At its simplest, obesity is caused by an excess of energy intake over energy expended.
Average daily energy requirements
The average adult male requires approximately 2500 kilocalories per day to maintain his body weight.
The average adult female requires approximately 2000 calories each day.
This simple 'energy balance equation' is inescapable and an understanding of it must form the basis of any approach to weight management. However, weight regulation appears to be much more complex than a simple problem of energy in versus energy out.
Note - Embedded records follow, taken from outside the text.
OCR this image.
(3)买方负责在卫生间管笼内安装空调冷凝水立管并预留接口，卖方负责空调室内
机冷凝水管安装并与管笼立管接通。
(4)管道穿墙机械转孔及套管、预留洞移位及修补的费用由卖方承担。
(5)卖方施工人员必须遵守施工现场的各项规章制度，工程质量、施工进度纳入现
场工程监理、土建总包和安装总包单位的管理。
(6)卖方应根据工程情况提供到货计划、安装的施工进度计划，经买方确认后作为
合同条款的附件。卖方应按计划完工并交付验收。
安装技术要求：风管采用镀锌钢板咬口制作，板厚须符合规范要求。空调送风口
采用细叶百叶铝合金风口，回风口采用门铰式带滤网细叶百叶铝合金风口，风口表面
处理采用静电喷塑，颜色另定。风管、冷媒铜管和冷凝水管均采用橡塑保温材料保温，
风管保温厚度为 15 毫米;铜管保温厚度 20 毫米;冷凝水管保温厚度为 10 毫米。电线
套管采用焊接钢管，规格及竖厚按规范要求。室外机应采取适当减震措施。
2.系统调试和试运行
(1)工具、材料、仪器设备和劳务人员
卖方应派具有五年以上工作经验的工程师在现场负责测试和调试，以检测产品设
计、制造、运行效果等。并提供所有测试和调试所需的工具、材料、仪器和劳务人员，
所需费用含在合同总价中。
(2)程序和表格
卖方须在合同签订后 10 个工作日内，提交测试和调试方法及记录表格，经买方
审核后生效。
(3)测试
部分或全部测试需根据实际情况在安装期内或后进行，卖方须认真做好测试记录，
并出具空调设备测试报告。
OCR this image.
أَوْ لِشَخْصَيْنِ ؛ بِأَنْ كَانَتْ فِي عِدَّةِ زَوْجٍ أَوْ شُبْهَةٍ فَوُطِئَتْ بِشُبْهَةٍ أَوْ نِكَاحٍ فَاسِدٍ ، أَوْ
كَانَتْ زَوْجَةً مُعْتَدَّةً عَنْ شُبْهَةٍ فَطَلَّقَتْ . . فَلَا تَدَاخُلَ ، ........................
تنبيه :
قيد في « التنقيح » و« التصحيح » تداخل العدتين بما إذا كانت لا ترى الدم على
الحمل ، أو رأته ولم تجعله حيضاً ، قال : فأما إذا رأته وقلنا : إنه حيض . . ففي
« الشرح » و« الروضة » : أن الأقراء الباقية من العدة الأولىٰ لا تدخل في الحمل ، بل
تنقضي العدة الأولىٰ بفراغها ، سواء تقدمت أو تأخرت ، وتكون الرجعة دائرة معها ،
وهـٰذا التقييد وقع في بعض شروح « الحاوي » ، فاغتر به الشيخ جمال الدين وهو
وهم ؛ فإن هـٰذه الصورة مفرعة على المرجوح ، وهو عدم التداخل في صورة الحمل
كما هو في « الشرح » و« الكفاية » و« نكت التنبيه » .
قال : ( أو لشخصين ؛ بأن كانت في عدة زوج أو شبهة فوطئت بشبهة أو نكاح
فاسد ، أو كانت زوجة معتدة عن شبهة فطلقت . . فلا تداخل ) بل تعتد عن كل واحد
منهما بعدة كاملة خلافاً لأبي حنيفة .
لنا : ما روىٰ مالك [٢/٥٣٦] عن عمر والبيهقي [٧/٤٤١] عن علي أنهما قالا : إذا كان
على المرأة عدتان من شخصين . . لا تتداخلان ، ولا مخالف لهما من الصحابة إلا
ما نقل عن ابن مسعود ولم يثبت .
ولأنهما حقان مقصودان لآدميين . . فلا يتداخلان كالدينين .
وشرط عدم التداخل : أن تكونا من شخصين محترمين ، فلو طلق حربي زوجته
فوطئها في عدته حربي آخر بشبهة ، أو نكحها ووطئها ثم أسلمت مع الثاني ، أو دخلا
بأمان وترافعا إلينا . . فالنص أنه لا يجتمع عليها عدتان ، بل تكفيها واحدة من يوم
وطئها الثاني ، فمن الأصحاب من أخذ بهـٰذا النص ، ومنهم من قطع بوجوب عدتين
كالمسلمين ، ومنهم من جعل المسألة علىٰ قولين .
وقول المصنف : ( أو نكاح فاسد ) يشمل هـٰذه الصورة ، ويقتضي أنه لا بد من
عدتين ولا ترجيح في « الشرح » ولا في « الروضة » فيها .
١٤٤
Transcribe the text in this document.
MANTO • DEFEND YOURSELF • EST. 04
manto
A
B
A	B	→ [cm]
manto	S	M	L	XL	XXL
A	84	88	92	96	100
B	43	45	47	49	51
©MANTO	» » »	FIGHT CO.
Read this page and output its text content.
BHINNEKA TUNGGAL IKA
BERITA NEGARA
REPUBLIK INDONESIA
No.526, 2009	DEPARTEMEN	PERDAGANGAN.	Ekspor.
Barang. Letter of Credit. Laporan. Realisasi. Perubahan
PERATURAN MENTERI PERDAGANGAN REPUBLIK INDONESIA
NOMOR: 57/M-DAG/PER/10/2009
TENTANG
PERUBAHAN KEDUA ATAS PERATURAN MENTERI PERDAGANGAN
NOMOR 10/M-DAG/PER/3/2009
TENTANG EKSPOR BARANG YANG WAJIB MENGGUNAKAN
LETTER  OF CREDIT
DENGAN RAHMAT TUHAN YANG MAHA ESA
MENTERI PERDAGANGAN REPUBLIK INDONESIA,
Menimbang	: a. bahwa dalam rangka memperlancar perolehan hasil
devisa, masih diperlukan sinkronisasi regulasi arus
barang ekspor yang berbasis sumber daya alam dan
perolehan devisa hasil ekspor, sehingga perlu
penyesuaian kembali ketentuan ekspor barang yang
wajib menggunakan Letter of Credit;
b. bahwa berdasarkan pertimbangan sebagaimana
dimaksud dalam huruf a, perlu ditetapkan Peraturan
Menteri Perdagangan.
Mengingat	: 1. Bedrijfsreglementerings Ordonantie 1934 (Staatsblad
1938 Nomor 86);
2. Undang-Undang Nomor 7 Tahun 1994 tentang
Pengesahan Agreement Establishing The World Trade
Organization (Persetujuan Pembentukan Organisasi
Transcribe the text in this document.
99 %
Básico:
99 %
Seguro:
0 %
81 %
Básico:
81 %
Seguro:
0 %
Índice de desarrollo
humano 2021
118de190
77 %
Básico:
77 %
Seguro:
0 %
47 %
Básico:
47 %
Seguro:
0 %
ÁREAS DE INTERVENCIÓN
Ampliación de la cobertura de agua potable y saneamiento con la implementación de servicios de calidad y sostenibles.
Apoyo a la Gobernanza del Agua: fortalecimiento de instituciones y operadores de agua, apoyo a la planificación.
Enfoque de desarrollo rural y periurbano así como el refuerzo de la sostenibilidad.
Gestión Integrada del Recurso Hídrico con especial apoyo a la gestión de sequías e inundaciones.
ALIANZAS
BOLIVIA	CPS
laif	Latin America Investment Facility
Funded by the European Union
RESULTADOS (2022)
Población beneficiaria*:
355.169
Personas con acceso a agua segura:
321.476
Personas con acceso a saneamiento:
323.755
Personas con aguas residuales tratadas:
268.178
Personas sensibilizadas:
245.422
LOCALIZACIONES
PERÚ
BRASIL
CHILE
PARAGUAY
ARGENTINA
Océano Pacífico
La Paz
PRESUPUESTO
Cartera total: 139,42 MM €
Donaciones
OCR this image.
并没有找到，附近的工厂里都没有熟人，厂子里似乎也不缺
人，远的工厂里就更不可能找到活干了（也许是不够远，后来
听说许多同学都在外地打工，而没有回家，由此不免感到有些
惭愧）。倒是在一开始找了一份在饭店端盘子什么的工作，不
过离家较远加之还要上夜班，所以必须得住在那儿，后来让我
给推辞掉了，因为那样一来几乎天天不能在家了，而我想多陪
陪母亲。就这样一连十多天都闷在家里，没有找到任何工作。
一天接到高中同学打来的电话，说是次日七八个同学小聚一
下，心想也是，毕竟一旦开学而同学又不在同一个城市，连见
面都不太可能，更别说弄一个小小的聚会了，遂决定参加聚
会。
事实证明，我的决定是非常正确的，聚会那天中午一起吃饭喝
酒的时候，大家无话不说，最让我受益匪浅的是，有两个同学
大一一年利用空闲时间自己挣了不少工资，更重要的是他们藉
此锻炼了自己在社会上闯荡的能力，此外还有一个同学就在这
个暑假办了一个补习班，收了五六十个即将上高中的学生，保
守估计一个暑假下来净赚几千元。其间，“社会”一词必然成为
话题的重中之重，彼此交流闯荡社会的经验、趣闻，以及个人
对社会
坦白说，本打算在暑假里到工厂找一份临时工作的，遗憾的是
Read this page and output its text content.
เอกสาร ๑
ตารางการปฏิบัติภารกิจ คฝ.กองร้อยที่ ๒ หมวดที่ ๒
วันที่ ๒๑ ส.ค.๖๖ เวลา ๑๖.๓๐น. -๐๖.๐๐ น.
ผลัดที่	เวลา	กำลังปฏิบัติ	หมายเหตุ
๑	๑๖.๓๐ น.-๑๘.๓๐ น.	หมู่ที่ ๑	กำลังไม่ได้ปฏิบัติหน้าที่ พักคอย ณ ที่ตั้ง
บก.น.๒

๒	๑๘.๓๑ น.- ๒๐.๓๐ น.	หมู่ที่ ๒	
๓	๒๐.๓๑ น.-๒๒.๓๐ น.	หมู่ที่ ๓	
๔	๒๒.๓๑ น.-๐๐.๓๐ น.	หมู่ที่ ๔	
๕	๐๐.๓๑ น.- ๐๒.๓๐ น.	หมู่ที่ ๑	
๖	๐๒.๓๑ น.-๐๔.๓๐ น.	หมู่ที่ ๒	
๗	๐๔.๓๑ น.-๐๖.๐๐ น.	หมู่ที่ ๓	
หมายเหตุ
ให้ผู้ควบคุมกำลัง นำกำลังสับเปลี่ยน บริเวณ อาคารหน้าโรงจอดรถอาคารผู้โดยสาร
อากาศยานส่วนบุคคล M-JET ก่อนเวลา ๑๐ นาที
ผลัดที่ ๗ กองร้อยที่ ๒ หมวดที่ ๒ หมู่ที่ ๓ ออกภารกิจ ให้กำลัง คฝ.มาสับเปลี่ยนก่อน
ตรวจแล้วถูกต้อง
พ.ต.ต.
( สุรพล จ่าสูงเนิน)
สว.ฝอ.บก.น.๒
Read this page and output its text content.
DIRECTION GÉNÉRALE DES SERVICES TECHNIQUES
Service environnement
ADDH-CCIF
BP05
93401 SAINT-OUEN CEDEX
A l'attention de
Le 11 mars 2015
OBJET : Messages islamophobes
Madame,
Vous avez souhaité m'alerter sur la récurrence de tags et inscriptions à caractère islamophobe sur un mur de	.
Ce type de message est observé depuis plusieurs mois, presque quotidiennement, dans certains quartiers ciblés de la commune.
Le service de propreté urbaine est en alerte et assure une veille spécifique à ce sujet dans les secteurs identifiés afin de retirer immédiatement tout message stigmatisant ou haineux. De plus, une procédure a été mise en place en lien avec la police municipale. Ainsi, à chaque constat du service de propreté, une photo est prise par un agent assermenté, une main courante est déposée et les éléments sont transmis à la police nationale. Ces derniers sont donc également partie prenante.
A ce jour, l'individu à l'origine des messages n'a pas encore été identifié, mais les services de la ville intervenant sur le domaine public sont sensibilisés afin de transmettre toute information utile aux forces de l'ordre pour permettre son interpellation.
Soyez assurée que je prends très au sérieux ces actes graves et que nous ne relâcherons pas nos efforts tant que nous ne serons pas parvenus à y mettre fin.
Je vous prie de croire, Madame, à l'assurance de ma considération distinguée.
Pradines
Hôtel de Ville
Other, powerful, extraneous forces are at work and, to a great extent, an individual's future as a 'fat storer' might be predetermined by genetic inheritance. Some experts estimate that as much as 70% of a predisposition to obesity is genetic. However, those implicated genes might not necessarily convey an inevitability of future weight gain. Our genes are switched on or switched off by environmental influences. In addition to genetic and environmental influences there are neurological and physiological influences, biochemical factors and cultural and socioeconomic issues, all of which could have a bearing on an individual's predisposition and ultimate development of obesity.
Obesity has been recognized and written about for centuries and it is not obesity per se but the rapid escalation in prevalence over the past 30 years that is giving rise to growing concern about the health implications of obesity. To understand the best ways to reverse the trend towards obesity, we need to understand its causes.